Мужики (было это дело в избе у Кокорихи) выслушали весть, порасспросили покрепче тунгусов, потом зашумели между собою. Степанида металась на печи и шум томил ее. И не вникла бы она в мужичьи споры, но под конец галдежа кто-то наставительно сказал:

— Вот што, мужики... Пока што это нам неизвестно, кака опять там камуха ползет... но единственно положить крепко надо: обо всем этом ни Селифашкинской ораве, ни офицеру этому — ни-ни...

Степанида вслушивалась в эти слова. Стала вникать и дальше. И, когда поняла, что что-то скрыть хотят мужики от Канабеевского, а раз скрыть, значит, во вред ему, — завязала себе узелок в бабьем своем уме.

В этот день сильней всего урываться стала в Варнацк.

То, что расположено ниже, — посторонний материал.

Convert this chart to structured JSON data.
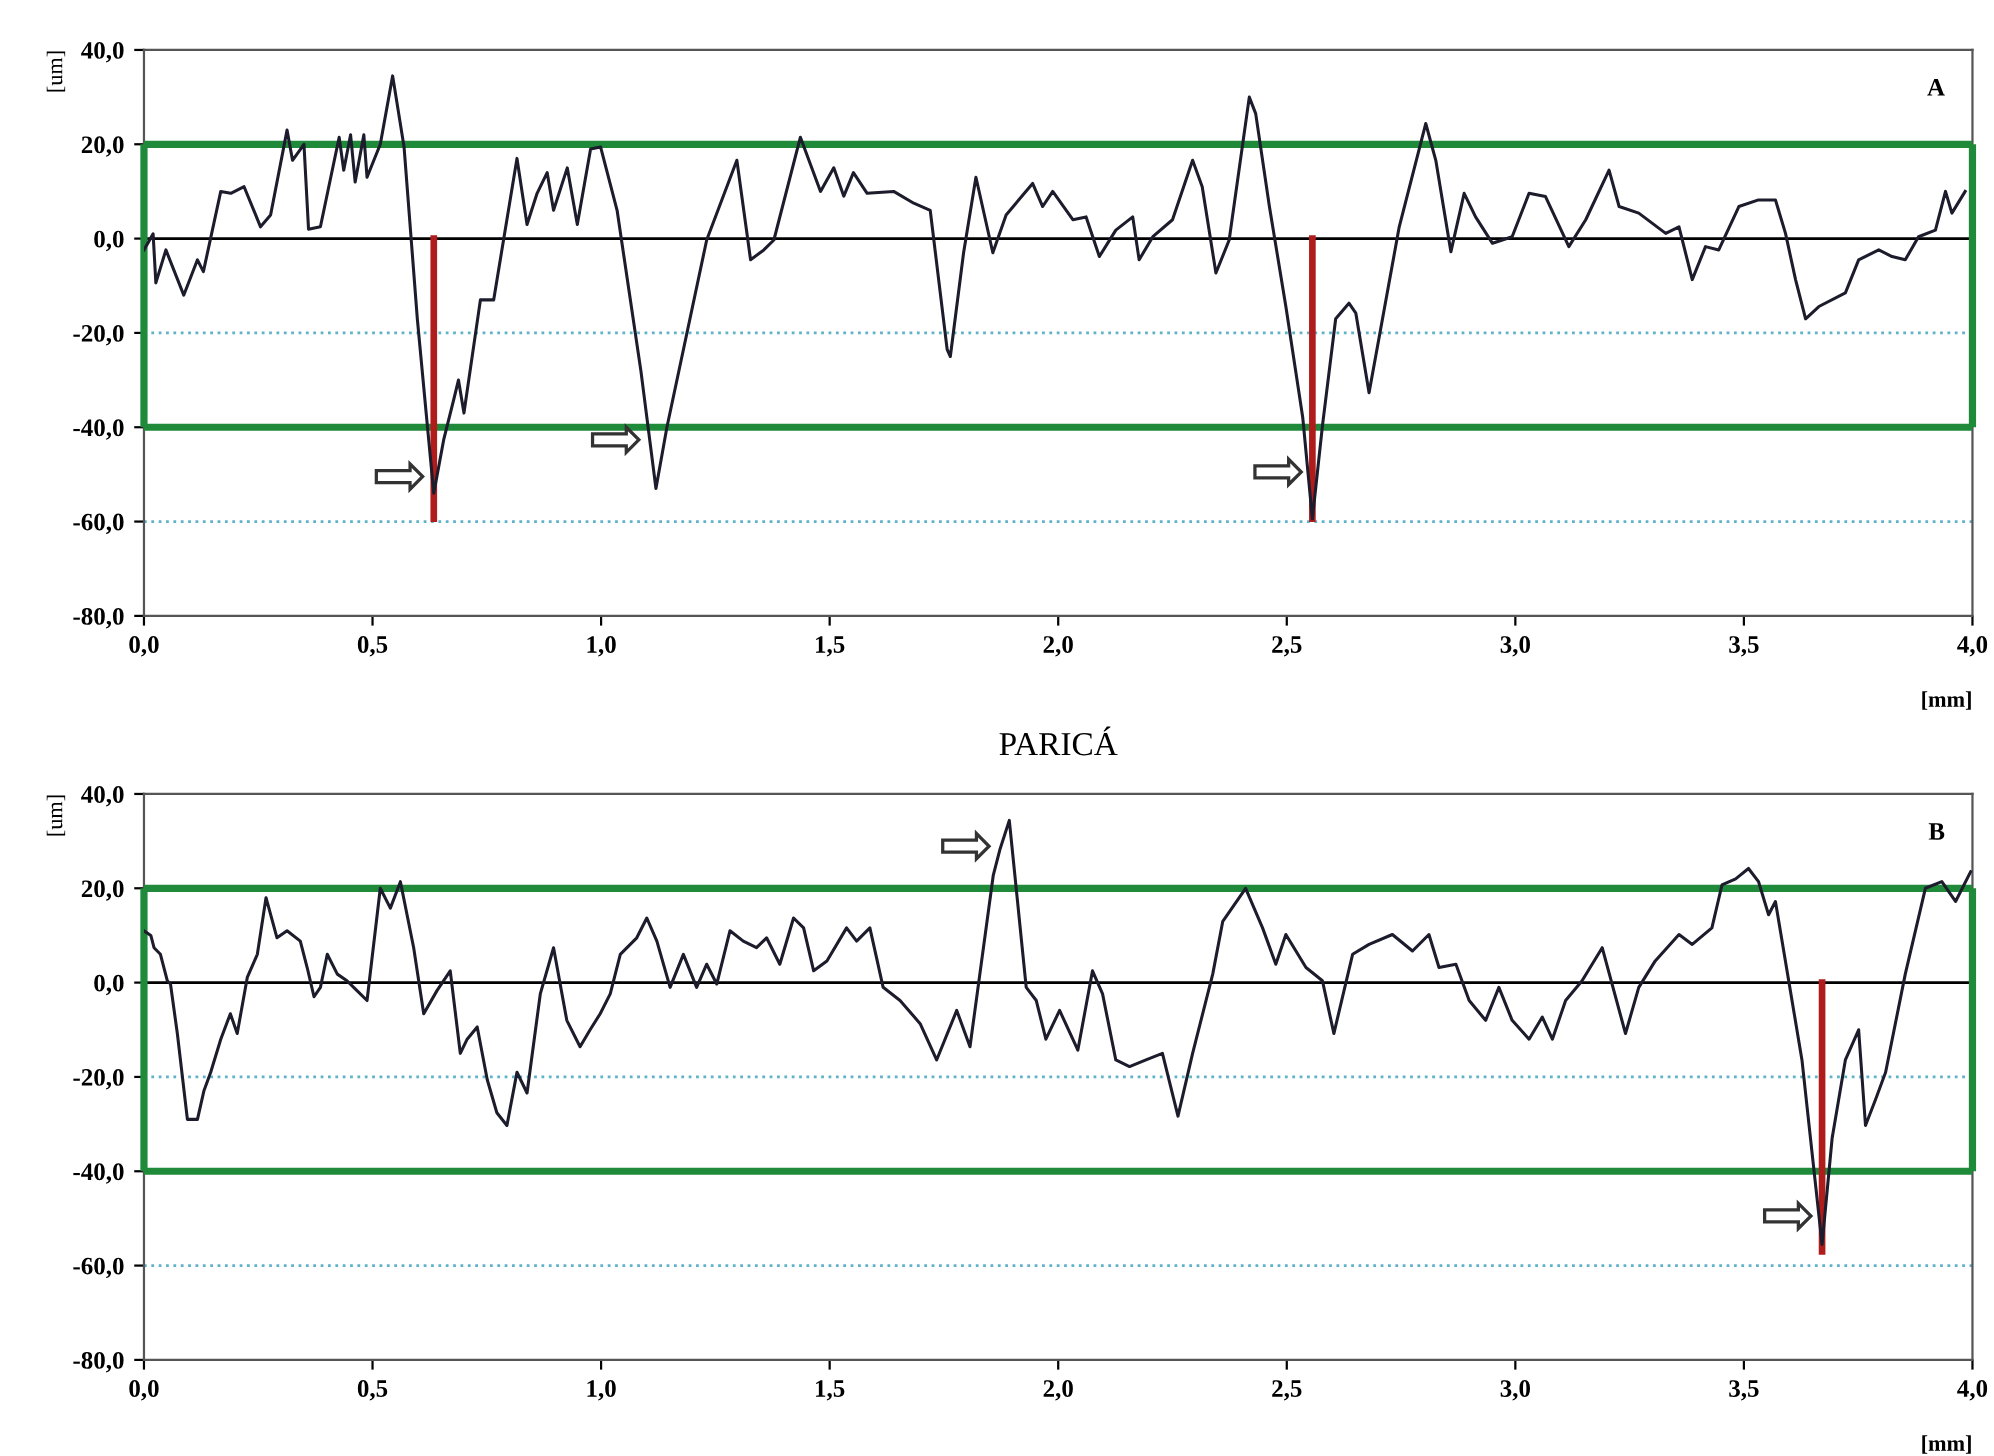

Но мать не пустила. Тогда она матери все поведала и угнала ее, христовым именем, в Варнацк с весточкой к тому, близкому и страшному...

Но вернулась Кокориха перепуганная, смятенная, злая. Рассказала дочери о встрече поручика, про гнев его рассказала, про угрозы.

Степанида рванулась с постели, прыгнула босыми ногами на пол, выпрямилась, руками хрустнула:

— Эвон он как!.. Я к ему с добрым, от всего сердца, а он, как собаку, грозится застрелить!.. Ладно! Ла-адно!..

Потом, покачиваясь, опустилась на пол, обхватила голову руками, затряслась, заплакала, завыла.